2. **vex's `usages` is text-flavored, not structural.** It catches matches in comments, docstrings, and even `CLAUDE.md`. That can be useful or noisy depending on intent. For "real references only," prefer `vex callers` / `vex callees` / `vex pattern`, or fall back to `ast-index symbol` which is stricter.
3. **vex's `implementations` misses generic-parameterized subclasses.** `class Foo(Base[T])` is not detected as an implementation of `Base`. Workaround: use `vex pattern 'class $NAME($BASE[$$_]):' --lang python` or a plain `vex grep`.
4. **ast-index has `changed --base <branch>` — vex does not.** This makes ast-index uniquely useful during code review for "which symbols did this branch touch?" without parsing a diff manually.

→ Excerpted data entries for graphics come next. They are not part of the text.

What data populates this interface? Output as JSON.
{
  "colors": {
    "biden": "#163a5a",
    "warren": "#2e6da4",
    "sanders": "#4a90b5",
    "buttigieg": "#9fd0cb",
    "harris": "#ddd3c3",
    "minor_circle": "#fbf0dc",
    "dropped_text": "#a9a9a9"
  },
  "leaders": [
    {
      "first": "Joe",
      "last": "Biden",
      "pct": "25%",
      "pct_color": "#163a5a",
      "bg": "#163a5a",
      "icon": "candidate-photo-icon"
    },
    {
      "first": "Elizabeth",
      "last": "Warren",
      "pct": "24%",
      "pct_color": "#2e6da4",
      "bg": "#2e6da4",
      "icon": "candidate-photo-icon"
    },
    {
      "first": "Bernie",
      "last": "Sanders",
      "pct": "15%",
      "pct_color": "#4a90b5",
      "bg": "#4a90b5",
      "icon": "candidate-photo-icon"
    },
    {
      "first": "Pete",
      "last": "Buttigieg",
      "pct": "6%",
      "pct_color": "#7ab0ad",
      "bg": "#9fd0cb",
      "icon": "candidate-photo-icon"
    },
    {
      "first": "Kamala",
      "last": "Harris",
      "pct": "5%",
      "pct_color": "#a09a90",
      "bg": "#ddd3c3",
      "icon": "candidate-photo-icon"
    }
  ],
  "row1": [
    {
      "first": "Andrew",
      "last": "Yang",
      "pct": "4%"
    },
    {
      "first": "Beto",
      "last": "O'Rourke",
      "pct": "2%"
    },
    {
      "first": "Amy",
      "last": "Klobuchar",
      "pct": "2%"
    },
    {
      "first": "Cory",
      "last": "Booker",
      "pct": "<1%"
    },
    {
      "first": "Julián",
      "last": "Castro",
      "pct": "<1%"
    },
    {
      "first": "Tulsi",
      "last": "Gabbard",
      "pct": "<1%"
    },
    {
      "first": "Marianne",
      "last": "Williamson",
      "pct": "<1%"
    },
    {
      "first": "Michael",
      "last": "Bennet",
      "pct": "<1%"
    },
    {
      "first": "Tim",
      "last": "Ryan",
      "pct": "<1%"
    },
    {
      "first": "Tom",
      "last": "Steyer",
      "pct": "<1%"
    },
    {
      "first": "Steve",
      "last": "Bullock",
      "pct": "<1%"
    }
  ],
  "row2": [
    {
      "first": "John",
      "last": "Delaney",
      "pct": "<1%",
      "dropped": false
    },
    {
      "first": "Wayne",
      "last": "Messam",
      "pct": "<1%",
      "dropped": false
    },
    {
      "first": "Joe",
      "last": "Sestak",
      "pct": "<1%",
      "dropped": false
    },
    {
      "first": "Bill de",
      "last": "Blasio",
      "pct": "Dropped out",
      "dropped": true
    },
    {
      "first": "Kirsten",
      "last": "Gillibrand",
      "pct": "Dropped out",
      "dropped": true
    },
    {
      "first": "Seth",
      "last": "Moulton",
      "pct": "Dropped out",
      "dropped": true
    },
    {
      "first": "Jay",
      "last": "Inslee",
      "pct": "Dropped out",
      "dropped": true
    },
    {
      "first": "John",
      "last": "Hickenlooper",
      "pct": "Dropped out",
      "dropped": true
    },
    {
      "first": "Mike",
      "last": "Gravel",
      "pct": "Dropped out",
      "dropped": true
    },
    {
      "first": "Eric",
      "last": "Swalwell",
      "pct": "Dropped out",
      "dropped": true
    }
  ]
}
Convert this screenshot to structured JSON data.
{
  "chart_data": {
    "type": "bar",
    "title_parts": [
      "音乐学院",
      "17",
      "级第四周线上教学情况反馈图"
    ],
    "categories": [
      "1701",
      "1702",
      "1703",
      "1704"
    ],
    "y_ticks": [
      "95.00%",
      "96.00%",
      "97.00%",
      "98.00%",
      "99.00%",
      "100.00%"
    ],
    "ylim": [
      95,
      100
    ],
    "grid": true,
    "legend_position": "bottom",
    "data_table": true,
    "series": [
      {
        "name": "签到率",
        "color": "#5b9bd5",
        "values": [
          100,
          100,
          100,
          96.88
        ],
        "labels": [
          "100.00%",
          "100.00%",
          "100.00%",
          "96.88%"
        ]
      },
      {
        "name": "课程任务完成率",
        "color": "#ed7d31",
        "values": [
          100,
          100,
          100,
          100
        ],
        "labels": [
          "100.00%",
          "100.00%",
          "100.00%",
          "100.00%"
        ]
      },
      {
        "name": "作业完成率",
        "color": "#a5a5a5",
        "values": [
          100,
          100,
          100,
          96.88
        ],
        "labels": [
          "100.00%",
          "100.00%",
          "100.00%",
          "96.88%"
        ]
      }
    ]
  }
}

5. **vex's semantic index has a one-time setup cost.** ~5 minutes to embed ~15k symbols and ~86 MB ONNX model download on first run. Worth it for natural-language queries and `similar`/`duplicates`, but you must commit to it upfront.
6. **First-time Windows install of vex requires building from source** (no prebuilt Windows binary in the v1.5.0 release assets). See `claude-code-tools.md` § vex.
## Practical recommendation
Use **vex as primary**, **ast-index as fallback** for:
- `ast-index changed --base <branch>` during code review (no vex equivalent).
- Stricter `symbol`/`usages` when vex's textual matches are too noisy.
This matches the priority chain already in the recommended global `CLAUDE.md` snippet:
```
vex → ast-index → Grep/Glob
```
The chain is not "vex always wins" — each tool has cases where it's the right call.
## Re-running these benchmarks
If you want to validate on a different repo or newer versions:
```bash
# 1. Build both indices fresh
vex init && vex index # vex structural
vex index --semantic # vex semantic (slow, one-time)
ast-index rebuild # ast-index
# 2. Run identical queries through both
SYM="SomeClassInYourRepo"
vex search "$SYM" --format compact ; ast-index symbol "$SYM"
vex usages "$SYM" --format compact ; ast-index usages "$SYM"
vex callers "$SYM" --format compact ; ast-index callers "$SYM"
# 3. Branch-diff (ast-index only)
ast-index changed --base master
```
Record the tool versions and timestamps alongside the numbers — see this document's header for the template.